Former SMU coach Larry Brown and his assistants first spotted Moore when they were recruiting his Chicago-based AAU teammate, Cliff Alexander. The Moore they saw, the Moore they liked. “He was one of those long, athletic guys who could handle the ball,” says Mustangs coach Tim Jankovich, who took over as head coach after Brown retired last summer. “He was a little under-assuming, he never tried to be ‘the guy,’ but he had an all-around game, and he played to win.”

It wasn’t until Moore’s freshman season at SMU started that Jankovich realized just how poised and intelligent he was on the court. Specifically, Jankovich cites the third game that season, when the Mustangs lost, 89–78, at Arkansas.
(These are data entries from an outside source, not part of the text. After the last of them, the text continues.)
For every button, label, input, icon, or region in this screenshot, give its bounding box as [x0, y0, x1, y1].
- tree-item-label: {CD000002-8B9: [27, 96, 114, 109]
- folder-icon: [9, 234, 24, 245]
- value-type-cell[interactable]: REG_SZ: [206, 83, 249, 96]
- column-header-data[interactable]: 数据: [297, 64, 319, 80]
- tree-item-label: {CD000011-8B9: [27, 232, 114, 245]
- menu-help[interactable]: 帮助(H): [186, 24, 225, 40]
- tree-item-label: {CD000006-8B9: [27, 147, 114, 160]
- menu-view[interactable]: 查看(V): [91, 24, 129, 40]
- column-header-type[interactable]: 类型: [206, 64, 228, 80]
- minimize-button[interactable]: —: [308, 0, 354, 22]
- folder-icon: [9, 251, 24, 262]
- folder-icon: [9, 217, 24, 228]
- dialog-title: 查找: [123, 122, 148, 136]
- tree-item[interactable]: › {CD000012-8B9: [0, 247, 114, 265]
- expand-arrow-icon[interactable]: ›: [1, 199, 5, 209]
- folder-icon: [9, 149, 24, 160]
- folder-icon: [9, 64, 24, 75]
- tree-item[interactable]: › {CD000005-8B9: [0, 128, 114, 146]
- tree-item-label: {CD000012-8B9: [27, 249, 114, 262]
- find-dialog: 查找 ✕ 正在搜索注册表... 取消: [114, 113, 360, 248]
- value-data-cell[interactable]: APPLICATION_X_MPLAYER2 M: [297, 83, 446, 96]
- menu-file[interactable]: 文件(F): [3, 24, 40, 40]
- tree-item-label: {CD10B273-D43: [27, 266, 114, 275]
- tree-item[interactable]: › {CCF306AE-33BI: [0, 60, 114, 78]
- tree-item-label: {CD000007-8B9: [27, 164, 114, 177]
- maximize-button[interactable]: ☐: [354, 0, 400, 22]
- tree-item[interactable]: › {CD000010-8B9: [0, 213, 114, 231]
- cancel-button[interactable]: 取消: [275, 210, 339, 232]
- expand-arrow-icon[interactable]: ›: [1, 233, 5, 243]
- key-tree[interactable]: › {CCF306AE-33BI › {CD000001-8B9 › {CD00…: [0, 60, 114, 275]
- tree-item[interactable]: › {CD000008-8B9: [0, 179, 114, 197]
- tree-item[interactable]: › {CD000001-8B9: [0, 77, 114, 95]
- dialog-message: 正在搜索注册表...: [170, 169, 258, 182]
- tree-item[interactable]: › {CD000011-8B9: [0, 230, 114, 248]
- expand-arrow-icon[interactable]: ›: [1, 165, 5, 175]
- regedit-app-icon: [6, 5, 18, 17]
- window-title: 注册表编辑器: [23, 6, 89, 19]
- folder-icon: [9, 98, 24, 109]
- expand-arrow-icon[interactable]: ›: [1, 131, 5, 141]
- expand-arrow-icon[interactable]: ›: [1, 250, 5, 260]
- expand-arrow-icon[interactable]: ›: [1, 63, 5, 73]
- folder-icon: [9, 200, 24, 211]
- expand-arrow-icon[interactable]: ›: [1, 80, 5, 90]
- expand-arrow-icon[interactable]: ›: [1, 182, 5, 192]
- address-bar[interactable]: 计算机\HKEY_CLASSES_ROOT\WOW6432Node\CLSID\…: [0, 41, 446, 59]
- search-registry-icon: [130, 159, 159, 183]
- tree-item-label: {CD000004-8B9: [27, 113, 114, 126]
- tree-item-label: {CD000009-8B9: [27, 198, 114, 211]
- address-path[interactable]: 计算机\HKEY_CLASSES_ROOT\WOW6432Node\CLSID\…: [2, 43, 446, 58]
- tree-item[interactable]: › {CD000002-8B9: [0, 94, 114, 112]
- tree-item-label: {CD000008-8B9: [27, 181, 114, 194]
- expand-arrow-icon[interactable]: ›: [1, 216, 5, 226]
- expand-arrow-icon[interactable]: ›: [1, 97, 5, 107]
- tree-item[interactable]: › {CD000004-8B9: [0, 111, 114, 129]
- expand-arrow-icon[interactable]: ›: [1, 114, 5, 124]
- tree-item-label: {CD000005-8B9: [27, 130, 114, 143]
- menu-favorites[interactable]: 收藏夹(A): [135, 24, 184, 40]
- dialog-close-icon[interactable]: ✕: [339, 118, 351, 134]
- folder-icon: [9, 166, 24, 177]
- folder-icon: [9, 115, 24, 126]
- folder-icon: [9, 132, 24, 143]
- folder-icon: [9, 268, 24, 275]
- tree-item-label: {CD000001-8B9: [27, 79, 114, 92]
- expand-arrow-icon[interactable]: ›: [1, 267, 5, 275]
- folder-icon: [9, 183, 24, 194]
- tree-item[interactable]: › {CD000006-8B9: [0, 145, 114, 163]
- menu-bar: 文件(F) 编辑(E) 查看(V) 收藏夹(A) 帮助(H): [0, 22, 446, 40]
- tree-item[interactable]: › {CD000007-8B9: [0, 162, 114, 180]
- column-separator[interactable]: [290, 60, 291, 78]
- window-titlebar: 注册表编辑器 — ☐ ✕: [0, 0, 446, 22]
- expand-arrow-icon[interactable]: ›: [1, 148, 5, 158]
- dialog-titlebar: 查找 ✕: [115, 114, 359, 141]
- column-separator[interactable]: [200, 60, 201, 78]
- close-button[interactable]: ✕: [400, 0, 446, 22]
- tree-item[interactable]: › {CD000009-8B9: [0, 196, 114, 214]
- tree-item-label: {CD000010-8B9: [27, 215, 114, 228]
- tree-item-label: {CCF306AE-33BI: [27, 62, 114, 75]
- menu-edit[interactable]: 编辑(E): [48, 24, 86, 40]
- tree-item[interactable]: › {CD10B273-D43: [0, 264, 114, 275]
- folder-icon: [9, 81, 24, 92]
Not only did Moore surprise the coaches by shooting 8-for-10 from the floor and scoring 19 points, but he also repeatedly, and successfully, brought the ball up the court against the Razorbacks’ vaunted full-court pressure. That combination of cool demeanor, high IQ and diverse skill set has made Moore a valuable asset to the Mustangs these last four years.
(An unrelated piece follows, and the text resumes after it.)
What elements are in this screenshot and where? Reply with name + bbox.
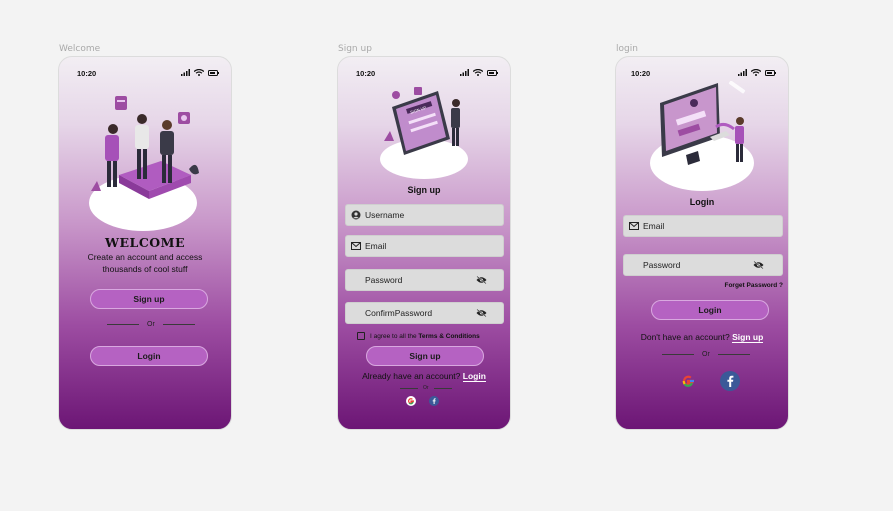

This season, Moore has been a Glue Guy among Glue Guys. The Mustangs have an unusual lineup that features five starters who are all between 6’ 6” and 6’ 9”. Their motion offense requires versatility and dependable decision making. Moore is often called upon to handle the point guard duties when the team’s regular point, sophomore Shake Milton, is either out of the game or off the ball. On defense, Moore ostensibly plays the center position as well, but he frequently switches out on ball screens, and Jankovich is content to let him check much smaller guards. This makes Moore, in Jankovich’s words, “a one through five guy on both ends of the floor.” That’s an unusual combination, to say the least.

Moore also ranks fourth in the AAC in rebounds at 8.2 per game. He may not choose to score a lot, but he has proven he can if the team needs him to—such as his nine points and eight rebounds in the second half to help SMU erase a 15-point halftime deficit against Tulane. Moore is averaging about the same number of points as he did last season (11.8), but his field goal percentage has increased from 54.9% to 57.5%. “He’s the kind of player who will wait to see if he needs to score,” Jankovich says. “When I’m watching film of our games, I’ll actually laugh sometimes because you can see how far ahead of the action his mind is working. He does a lot of little subtle things that you miss during the live game.”

With the NCAA tournament approaching, Moore hopes his career will end better than the last two seasons did. When Moore was a sophomore, the Mustangs were knocked out in the first round of the NCAA tournament courtesy of a controversial goaltending call against UCLA. Last year, the Mustangs were prohibited from playing in the postseason due to NCAA violations. He may be a little unassuming, but he is a big reason why SMU is poised for a deep tournament run.